由 GCC 4.8.5 和 5.3.1 生成的函数 Main()
的机器代码的两个转储位于本答案末尾的附录中以供参考。
查看代码:
反编译
序幕之后,T sep
的_bits
被初始化为零...
_bits[0] = _bits[1] = _bits[2] = _bits[3] = _mm256_set1_epi32(0);
_bits[4] = _bits[5] = _bits[6] = _bits[7] = _mm256_set1_epi32(0);
40063d: c5 fd 7f 44 24 60 vmovdqa %ymm0,0x60(%rsp)

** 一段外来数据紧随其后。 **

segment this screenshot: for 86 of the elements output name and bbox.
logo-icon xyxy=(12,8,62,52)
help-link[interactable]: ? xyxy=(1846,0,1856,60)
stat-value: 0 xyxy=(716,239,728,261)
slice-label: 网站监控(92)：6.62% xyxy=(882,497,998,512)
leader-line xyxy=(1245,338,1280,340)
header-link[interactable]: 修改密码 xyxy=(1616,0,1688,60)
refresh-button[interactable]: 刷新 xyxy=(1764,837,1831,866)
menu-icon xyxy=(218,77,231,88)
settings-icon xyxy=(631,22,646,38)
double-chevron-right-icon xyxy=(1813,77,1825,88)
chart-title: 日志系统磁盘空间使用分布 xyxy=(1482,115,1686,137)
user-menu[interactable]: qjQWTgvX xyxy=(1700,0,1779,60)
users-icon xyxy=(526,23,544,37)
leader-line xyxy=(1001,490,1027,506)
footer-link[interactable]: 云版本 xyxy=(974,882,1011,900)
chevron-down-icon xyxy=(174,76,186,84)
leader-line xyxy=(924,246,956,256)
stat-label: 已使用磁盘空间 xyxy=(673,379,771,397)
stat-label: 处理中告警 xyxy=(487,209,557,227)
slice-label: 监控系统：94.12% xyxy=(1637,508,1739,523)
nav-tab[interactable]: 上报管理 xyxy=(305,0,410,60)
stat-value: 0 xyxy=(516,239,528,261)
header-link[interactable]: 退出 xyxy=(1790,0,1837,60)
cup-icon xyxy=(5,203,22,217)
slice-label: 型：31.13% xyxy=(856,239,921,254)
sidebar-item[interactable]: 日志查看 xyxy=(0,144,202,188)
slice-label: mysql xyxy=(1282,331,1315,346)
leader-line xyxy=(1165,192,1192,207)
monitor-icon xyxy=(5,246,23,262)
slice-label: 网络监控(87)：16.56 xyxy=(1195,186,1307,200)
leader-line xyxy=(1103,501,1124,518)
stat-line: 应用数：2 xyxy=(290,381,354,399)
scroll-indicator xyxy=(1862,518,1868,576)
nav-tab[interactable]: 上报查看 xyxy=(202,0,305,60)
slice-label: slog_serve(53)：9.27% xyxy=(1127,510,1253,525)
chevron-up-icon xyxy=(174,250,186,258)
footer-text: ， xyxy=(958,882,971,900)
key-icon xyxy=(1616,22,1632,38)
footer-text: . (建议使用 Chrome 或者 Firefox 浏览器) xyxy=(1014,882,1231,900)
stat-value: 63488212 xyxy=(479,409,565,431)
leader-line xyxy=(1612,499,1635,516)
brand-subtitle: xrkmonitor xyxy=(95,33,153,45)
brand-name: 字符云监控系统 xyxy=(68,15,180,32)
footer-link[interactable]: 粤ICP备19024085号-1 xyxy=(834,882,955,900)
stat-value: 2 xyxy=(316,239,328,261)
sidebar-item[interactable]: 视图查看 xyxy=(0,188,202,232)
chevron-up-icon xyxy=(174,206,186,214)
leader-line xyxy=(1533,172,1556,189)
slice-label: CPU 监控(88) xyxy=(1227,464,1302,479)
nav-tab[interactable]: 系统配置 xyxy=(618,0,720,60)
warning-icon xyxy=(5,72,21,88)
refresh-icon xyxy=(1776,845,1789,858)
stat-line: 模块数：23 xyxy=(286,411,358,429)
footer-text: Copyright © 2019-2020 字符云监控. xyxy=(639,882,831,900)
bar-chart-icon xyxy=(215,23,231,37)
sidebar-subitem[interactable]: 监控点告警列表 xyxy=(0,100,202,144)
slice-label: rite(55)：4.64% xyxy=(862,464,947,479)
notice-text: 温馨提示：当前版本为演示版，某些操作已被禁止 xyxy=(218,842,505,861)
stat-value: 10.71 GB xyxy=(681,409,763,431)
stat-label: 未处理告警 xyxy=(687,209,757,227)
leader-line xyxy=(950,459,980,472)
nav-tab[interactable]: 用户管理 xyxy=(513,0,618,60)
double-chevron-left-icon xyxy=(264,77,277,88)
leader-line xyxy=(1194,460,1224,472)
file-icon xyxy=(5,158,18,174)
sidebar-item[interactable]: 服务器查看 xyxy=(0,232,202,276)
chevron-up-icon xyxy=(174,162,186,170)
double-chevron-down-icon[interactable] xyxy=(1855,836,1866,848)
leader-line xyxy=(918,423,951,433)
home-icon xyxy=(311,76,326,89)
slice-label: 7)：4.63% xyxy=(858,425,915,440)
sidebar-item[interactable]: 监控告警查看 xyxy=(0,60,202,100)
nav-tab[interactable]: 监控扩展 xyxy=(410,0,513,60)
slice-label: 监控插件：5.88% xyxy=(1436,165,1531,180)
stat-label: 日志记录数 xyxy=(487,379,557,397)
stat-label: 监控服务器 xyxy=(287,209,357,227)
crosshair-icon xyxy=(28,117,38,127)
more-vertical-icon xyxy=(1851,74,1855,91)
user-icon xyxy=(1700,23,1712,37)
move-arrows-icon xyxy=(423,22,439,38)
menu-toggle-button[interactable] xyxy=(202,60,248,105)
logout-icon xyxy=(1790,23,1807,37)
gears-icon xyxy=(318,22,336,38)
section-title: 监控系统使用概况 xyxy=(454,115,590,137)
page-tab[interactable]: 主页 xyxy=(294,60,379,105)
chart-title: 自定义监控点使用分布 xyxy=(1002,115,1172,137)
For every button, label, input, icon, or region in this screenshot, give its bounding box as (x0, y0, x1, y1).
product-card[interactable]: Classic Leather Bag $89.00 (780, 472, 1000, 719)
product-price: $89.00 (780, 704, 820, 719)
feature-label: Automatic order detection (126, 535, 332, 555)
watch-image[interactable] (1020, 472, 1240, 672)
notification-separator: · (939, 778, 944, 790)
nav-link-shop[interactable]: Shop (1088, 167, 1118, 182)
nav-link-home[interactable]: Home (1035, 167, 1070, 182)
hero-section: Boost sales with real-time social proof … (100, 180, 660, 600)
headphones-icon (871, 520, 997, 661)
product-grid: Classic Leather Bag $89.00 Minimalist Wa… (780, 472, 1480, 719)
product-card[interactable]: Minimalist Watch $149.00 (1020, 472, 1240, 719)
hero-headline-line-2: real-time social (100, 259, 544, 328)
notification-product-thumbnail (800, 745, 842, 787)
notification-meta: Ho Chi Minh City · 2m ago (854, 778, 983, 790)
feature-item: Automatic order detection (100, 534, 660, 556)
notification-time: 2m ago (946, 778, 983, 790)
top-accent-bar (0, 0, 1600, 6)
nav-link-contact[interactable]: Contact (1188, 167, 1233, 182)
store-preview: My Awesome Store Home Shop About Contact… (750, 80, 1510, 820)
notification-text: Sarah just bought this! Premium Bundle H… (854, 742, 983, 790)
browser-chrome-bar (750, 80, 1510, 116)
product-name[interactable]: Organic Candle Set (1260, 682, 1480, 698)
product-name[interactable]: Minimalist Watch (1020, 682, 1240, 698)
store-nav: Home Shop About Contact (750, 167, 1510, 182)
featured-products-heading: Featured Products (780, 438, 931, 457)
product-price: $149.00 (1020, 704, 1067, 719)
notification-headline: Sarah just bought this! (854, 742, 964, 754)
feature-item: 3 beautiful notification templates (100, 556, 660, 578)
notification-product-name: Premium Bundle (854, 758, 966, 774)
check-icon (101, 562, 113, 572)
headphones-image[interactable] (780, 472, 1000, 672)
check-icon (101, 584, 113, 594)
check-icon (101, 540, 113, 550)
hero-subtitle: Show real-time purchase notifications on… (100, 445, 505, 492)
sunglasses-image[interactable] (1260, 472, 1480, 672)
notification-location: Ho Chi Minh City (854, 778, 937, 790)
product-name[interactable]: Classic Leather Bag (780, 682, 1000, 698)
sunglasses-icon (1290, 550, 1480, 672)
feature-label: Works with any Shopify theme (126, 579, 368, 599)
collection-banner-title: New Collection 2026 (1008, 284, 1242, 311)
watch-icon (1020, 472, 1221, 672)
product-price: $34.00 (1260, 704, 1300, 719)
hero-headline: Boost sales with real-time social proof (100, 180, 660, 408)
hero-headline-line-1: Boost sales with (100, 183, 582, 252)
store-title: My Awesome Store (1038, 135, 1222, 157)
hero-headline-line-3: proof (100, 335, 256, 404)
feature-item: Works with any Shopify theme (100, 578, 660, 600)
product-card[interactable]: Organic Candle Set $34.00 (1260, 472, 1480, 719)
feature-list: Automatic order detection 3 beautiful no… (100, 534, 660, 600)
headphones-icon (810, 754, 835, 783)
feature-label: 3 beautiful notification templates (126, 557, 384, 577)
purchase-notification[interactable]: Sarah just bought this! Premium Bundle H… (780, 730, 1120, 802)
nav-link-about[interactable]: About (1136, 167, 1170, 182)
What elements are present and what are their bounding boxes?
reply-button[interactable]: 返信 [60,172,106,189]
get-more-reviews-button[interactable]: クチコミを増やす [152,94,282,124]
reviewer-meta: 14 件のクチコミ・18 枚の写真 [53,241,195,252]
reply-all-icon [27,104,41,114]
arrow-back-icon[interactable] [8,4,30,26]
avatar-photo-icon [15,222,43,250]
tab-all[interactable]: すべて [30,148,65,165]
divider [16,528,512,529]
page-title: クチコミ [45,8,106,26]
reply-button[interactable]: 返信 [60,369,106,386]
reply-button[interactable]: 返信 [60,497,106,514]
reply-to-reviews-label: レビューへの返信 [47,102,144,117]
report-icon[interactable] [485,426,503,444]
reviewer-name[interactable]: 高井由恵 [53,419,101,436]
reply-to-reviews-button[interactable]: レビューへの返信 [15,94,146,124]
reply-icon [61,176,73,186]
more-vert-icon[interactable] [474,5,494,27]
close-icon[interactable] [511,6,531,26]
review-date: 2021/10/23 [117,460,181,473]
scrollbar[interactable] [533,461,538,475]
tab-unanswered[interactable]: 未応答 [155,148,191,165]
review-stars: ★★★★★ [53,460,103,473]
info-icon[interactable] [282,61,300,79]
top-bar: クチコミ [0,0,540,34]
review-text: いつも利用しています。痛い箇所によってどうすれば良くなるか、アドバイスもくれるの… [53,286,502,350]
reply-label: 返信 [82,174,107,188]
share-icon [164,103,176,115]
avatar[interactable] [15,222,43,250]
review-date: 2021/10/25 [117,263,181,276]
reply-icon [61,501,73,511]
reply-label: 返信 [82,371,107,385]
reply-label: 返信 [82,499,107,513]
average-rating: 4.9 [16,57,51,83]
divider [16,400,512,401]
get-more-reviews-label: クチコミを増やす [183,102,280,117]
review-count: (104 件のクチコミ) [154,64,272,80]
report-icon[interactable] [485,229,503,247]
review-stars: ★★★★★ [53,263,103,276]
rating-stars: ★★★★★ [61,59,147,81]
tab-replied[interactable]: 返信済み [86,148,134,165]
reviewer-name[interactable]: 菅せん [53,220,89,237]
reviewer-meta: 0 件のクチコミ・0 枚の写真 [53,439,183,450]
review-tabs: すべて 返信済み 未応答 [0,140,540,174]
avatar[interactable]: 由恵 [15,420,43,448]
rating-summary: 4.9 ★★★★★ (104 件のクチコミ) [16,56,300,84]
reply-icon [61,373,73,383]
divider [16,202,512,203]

400643: c5 fd 7f 44 24 40 vmovdqa %ymm0,0x40(%rsp)
400649: c5 fd 7f 44 24 20 vmovdqa %ymm0,0x20(%rsp)
40064f: c5 fd 7f 04 24 vmovdqa %ymm0,(%rsp)
400654: c5 fd 7f 84 24 e0 00 00 00 vmovdqa %ymm0,0xe0(%rsp)
40065d: c5 fd 7f 84 24 c0 00 00 00 vmovdqa %ymm0,0xc0(%rsp)
400666: c5 fd 7f 84 24 a0 00 00 00 vmovdqa %ymm0,0xa0(%rsp)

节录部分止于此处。